Giuseppina De Rienzo, Vico del fico al Purgatorio

03-06-2008

La città doppia e l'indagine, di Donatella Trotta

C’è un sottile filo rosso che lega con coerenza il ventennale nomadismo creativo dell’autrice napoletana Giuseppina De Rienzo tra scrittura romanzesca, poesia e fotografia, nel labirinto dell’inconscio: è l’ostinata e mai banale indagine sull’identità non soltanto femminile, sul doppio, sull’impossibile possibilità di amare, sul tema del corpo (non necessariamente umano, ma anche esteso a territori campani e meridionali di forte magnetismo ambientale, abitati da un preciso genius loci), sull’ambiguità della verità e sul mistero del dialogo tra soprannaturale e una concreta, terrena laicità. Un’esplorazione dell’esistenza arrivata con il primo romanzo di atmosfere, simboli e suggestioni e adombrata, nella traiettoria narrativa della De Rienzo, soprattutto da figure di donne spesso irrisolte e fragili, eppure capaci di elaborare una graduale cognizione del dolore: in bilico tra i confini del reale conosciuto e un altrove (interiore ed esterno) denso di ombre.
Nel nuovo riuscito romanzo di Giuseppina De Rienzo, Vico del fico al Purgatorio, selezionato al Premio Strega 2008, questa ricerca letteraria si precisa andando oltre.
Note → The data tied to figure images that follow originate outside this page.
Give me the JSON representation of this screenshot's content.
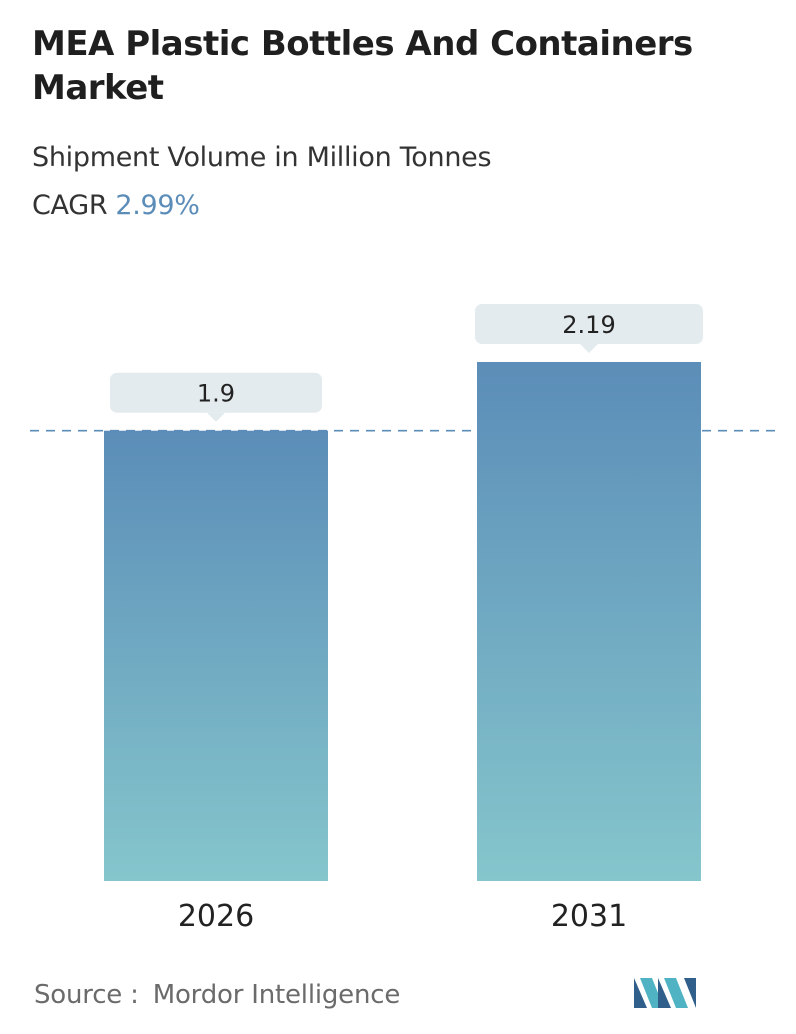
{
  "title": "MEA Plastic Bottles And Containers Market",
  "subtitle": "Shipment Volume in Million Tonnes",
  "cagr": {
    "label": "CAGR",
    "value": "2.99%"
  },
  "source": {
    "label": "Source :",
    "value": "Mordor Intelligence"
  },
  "colors": {
    "bar_top": "#5b8db8",
    "bar_bottom": "#85c6cc",
    "label_box": "#e4ebee",
    "reference_line": "#5b8db8",
    "accent": "#5b8db8"
  },
  "logo_icon": "mordor-intelligence-logo-icon",
  "chart_data": {
    "type": "bar",
    "categories": [
      "2026",
      "2031"
    ],
    "values": [
      1.9,
      2.19
    ],
    "data_labels": [
      "1.9",
      "2.19"
    ],
    "title": "MEA Plastic Bottles And Containers Market",
    "subtitle": "Shipment Volume in Million Tonnes",
    "ylabel": "",
    "xlabel": "",
    "ylim": [
      0,
      2.19
    ],
    "grid": false,
    "reference_line": {
      "value": 1.9,
      "style": "dashed"
    }
  }
}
Oltre l’ambientazione indistinta e velatamente biblica del romanzo d’esordio La pianura del circo, oltre la vecchia casa della memoria nell’Irpinia lesionata dal terremoto in Passo d’ombre, oltre l’amata isola di Procida co-protagonista delle inquietudini di Ida in La scirocca. Fino a penetrare, sfuggendo al morbo della retorica, nel cuore di Napoli (il centro antico dei Decumani e dei Vergini, contrapposti alla «solare» Chiaia) evocato anche dal titolo del libro: non a caso dedicato proprio alla città natìa dell’autrice.
L’avvio del meccanismo narrativo è uno dei tanti fatti di sangue che si consumano nei vicoli di Napoli, inferno dei viventi dove la zona del Purgatorio ad Arco si disvela, sin dalle prime pagine, come «un ardito miscuglio di vita e sonno eterno». Nell’incipit la protagonista ed io narrante Giulia Leone, quarantenne avvocato incaricata di difendere d’ufficio Maria Cuomo, donna accusata di aver ucciso il marito dopo anni di vessazioni, tradimenti (con la cognata Rosaria) e violenze, entra in contatto con un personaggio-chiave del romanzo: Saverio Derosa detto Eva, zio della presunta assassina «Mariuccia», femminiello dei Tribunali che la introdurrà progressivamente in un microcosmo popolare losco e a tratti quasi primitivo, antitetico all’ambiente borghese dal quale l’avvocato proviene. Ma anche Giulia è tuttavia vittima, a sua volta, di legami affettivi e familiari tanto fallimentari quanto violenti. E sarà proprio il caso assegnatole a farle fare i conti non soltanto con il ventre oscuro di una città malata e disperata, ma anche con il proprio personale passato, incarnato soprattutto dalla madre rancorosa e «asettica, inutilmente bella», morta di cancro poco tempo prima; e da Nino, l’uomo sposato ed eterno Peter Pan erotomane con cui Giulia ha una insoddisfacente relazione da quindici anni.
A queste vicende parallele si intrecciano l’andamento e l’esito del processo, riportato dalla De Rienzo con il linguaggio burocratico delle aule del tribunale, che conferisce all’andamento della storia un effetto tanto oggettivo quanto straniante: ed è un suo grande merito aver affrontato questo tema, e la sua ambientazione (a rischio luoghi comuni), con una scrittura sapientemente ibridata, modulata su un mistlinguismo sorvegliato e sobrio anche negli inserti dialettali che, fino al colpo di scena finale, conferma il talento e la sensibilità vibratile di un’autrice dal timbro personalissimo, alieno dalle mode imperanti.